Despite a difficult script and a few technical challenges, Silverstein had another far greater challenge with "The Obsolete Man", which led to a controversy that ultimately would change the face of directorial rights. When it came time to cut and print the episode, the film editor refused to cut the final scene (the attack of the Chancellor) the way Silverstein demanded. "Despite my nearly throttling the film editor, the ending was never the way I wanted it," he recalled forty-some odd years later. The jury was supposed to stand still and growl until the very end, motionless, until the volume of their growling reached such a volume that they would then envelop the Chancellor and give the suggestion of murdering him. Instead, it was cut with them all moving toward him while they growl, and finally they do attack. Whichever ending the viewer prefers, it is surely one of "The Twilight Zone"'s oddest, coupled with yet another of only several on-camera closing narrations done by Serling.

Memorable Quotations

Romney Wordsworth: There is a God!
The Chancellor: You are in error, Mr. Wordsworth. There is no God! The State has proven that there is no God!
Romney Wordsworth: You cannot erase God with an edict!
The Chancellor: You are obsolete, Mr. Wordsworth.
Romney Wordsworth: A lie! No man is obsolete.
The Chancellor: You have no function, Mr. Wordsworth. You're an anachronism, like a ghost from another time.
Romney Wordsworth: I am nothing more than a reminder to you that you cannot destroy truth by burning pages.
The Chancellor: You're a bug, Mr. Wordsworth! A crawling insect. An ugly, misformed little creature who has no purpose here, no meaning.
Romney Wordsworth: I am a human being!
The Chancellor: You're a librarian, Mr. Wordsworth! You're a dealer in books and two cent fines and pamphlets and closed stacks and the musty insides of a language factory that spews out meaningless words on an assembly line. Words, Mr. Wordsworth, that have no substance and no dimension, like air, like the wind, like a vacuum that you make-believe has an existence by scribbling index numbers on little cards.
Romney Wordsworth: I don't care. I tell you I don't care. I'm a human being. I exist! And if I speak one thought aloud, that thought lives! Even after I'm shoveled into my grave.

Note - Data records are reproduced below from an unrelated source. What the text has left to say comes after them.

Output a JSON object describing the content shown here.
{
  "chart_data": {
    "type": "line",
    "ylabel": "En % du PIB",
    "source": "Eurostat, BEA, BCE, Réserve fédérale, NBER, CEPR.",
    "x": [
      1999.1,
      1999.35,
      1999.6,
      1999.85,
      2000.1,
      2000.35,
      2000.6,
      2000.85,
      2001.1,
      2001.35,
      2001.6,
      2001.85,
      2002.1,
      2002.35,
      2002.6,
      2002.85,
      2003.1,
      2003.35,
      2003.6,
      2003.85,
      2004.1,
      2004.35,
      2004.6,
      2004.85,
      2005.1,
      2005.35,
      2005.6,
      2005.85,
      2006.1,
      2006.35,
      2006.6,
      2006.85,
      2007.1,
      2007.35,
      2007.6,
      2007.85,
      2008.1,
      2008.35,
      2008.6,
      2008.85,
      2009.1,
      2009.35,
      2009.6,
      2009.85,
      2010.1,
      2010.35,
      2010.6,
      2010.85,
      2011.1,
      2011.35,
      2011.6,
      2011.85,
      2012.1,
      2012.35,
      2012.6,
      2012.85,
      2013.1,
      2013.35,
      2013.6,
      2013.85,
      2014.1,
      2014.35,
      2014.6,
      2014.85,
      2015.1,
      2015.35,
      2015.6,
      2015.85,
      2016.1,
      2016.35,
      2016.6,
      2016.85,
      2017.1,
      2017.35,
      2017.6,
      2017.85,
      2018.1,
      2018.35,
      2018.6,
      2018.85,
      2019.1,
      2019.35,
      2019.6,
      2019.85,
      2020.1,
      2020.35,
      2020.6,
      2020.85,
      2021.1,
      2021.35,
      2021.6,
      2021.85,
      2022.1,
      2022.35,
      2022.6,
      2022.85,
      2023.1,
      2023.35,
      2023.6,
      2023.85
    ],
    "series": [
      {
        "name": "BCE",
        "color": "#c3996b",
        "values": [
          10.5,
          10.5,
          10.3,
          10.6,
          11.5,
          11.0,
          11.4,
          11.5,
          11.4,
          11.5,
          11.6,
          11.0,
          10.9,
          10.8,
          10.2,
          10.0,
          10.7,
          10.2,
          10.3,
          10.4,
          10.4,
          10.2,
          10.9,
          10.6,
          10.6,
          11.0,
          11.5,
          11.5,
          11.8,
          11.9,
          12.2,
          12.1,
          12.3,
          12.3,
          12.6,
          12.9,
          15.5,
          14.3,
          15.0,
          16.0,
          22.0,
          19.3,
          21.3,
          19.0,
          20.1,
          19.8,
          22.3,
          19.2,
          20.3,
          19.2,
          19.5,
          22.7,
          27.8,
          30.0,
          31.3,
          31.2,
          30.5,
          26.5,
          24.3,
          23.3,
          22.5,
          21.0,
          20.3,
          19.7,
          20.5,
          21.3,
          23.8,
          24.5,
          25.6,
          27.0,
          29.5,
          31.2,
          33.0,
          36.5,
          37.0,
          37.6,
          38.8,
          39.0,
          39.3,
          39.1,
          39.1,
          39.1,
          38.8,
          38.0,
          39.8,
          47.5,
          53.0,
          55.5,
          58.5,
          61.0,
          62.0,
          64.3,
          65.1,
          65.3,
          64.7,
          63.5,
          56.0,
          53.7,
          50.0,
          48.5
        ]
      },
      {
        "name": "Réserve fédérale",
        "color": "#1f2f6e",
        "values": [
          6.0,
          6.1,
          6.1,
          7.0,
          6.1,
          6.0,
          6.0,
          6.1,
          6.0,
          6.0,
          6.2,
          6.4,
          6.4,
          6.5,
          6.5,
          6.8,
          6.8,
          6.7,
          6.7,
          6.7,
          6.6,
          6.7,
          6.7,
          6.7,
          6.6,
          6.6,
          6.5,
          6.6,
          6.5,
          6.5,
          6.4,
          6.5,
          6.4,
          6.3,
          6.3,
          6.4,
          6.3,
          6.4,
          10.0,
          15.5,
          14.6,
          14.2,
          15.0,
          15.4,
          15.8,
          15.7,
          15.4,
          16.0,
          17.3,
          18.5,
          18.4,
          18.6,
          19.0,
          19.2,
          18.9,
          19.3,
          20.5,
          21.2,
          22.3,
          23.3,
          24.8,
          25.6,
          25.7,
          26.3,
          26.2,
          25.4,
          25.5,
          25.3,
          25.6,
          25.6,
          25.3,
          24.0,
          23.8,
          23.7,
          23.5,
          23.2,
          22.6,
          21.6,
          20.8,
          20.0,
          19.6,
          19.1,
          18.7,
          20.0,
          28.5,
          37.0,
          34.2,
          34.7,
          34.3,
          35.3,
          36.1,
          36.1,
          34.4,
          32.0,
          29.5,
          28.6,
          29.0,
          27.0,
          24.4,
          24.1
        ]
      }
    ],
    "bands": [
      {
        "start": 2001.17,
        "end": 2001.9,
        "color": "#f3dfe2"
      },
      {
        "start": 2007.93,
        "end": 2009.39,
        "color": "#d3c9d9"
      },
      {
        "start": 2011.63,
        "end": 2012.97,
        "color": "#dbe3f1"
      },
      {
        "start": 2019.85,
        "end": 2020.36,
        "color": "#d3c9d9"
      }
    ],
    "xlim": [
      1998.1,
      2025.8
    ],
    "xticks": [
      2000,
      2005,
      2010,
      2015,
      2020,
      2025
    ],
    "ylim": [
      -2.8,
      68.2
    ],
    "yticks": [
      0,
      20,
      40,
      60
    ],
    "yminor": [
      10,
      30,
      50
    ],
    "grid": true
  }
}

The Subaltern: Stand where you are. No further. You have been removed from office. The field investigators have declared you obsolete.
The Chancellor: Obsolete?
The Subaltern: You have disgraced the State. You have proven yourself a coward. You have, therefore, no function. You are obsolete!

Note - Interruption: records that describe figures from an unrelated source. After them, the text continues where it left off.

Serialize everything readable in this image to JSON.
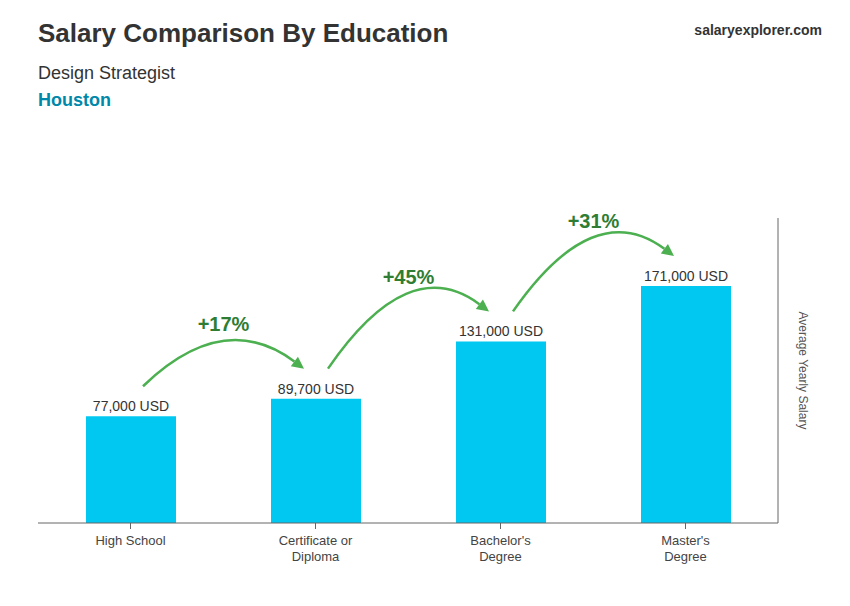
{
  "chart_data": {
    "type": "bar",
    "title": "Salary Comparison By Education",
    "subtitle": [
      "Design Strategist",
      "Houston"
    ],
    "ylabel": "Average Yearly Salary",
    "categories": [
      "High School",
      "Certificate or\nDiploma",
      "Bachelor's\nDegree",
      "Master's\nDegree"
    ],
    "values": [
      77000,
      89700,
      131000,
      171000
    ],
    "value_labels": [
      "77,000 USD",
      "89,700 USD",
      "131,000 USD",
      "171,000 USD"
    ],
    "color": "#00c8f0",
    "ylim": [
      0,
      220000
    ],
    "tick_labels": false,
    "grid": false,
    "annotations": [
      {
        "text": "salaryexplorer.com"
      },
      {
        "text": "+17%",
        "from": "High School",
        "to": "Certificate or\nDiploma"
      },
      {
        "text": "+45%",
        "from": "Certificate or\nDiploma",
        "to": "Bachelor's\nDegree"
      },
      {
        "text": "+31%",
        "from": "Bachelor's\nDegree",
        "to": "Master's\nDegree"
      }
    ]
  }
}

With that, Cayuga Productions wrapped up production of its first sixty-five episodes. Still to come were 80-odd more, which would include some of the best. If the first year had been legendary, the second year had cemented the legendarity by a hundredfold. That spring, Rod Serling once again stepped up to the podium to claim his second of two Emmys for the series, but this time the win was not a surprise. The entire staff, but especially the show's other writers and its producer, unofficially shared the award with Serling equally. "The Twilight Zone" had set the standard for television programming.